Von William Hartung 1

Seit die Bush-Administration im Januar 2001 ihr Amt übernahm, sind die jährlichen Militärausgaben von etwa 310 Mrd. $ pro Jahr auf über 420 Mrd. $ pro Haushaltsjahr angestiegen. Zusätzlich zu diesen regulären Bewilligungen haben die Vereinigten Staaten zwei Regierungen gestürzt und zwei Nationen besetzt, was sie 177 Mrd. $ kostete. Und wir haben die Sicherheitsausgaben im Lande im diesjährigen Budget von 16 Mrd. pro Jahr im Jahr 2001 auf 47 Mrd. $ pro Jahr erhöht, wobei 39 Mrd. $ von diesem Betrag auf Agenturen außerhalb des Pentagon entfallen. Viel von diesem Geld der Steuerzahler geht an Lieferanten, die sich auf Waffen, Wiederaufbau, Nachrichtendienst, Kommunikation und Sicherheit spezialisiert haben.
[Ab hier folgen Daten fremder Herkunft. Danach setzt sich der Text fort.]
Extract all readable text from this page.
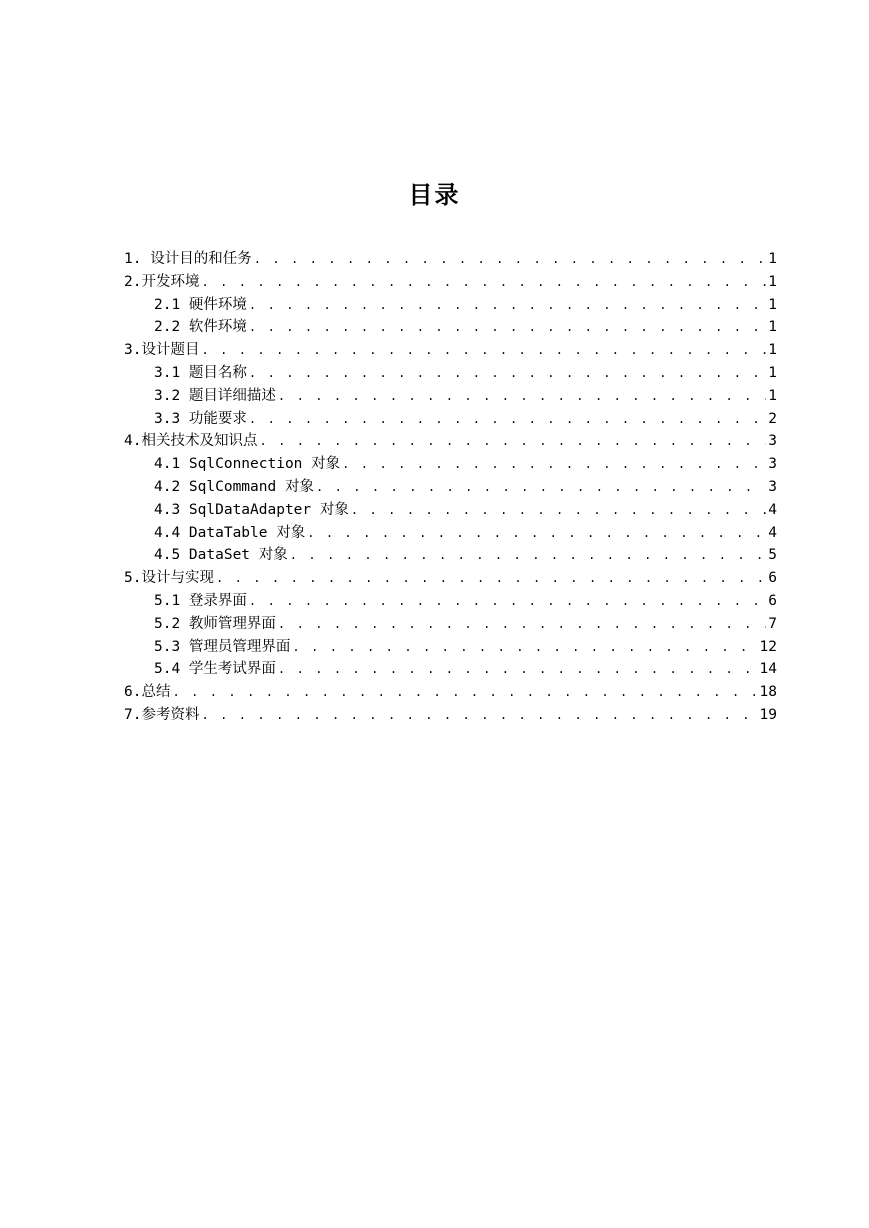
目录
1. 设计目的和任务 . . .	1
2.开发环境 . . .	1
2.1 硬件环境 . . .	1
2.2 软件环境 . . .	1
3.设计题目 . . .	1
3.1 题目名称 . . .	1
3.2 题目详细描述 . . .	1
3.3 功能要求 . . .	2
4.相关技术及知识点 . . .	3
4.1 SqlConnection 对象 . . .	3
4.2 SqlCommand 对象 . . .	3
4.3 SqlDataAdapter 对象 . . .	4
4.4 DataTable 对象 . . .	4
4.5 DataSet 对象 . . .	5
5.设计与实现 . . .	6
5.1 登录界面 . . .	6
5.2 教师管理界面 . . .	7
5.3 管理员管理界面 . . .	12
5.4 学生考试界面 . . .	14
6.总结 . . .	18
7.参考资料 . . .	19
Zu den Haupt-Nutznießern gehört Halliburton. Im Jahr 2003 stiegen dessen Lieferverträge von 900 Mio $ auf 3,9 Mrd. $, ein Anstieg von fast 700 %. Und das ist nur der Anfang. Es laufen Verträge von über 8 Mrd. $ für den Wiederaufbau des Irak und die Logistikarbeit des Pentagons, und diese Zahl könnte auf 18 Mrd. $ steigen, wenn alle Optionen durchgeführt werden. Computer Sciences Corporation, welche an der Raketenabwehr arbeitet und auch Dyncorps besitzt, einen privaten Militärpartner, dessen Arbeit sich von Kolumbien bis nach Afghanistan und zum Irak erstreckt und seine Militärlieferungen von 2002 auf 2003 um mehr als das dreifache vergrößerte, nämlich von 800 Mio. auf 2,5 Mrd. $.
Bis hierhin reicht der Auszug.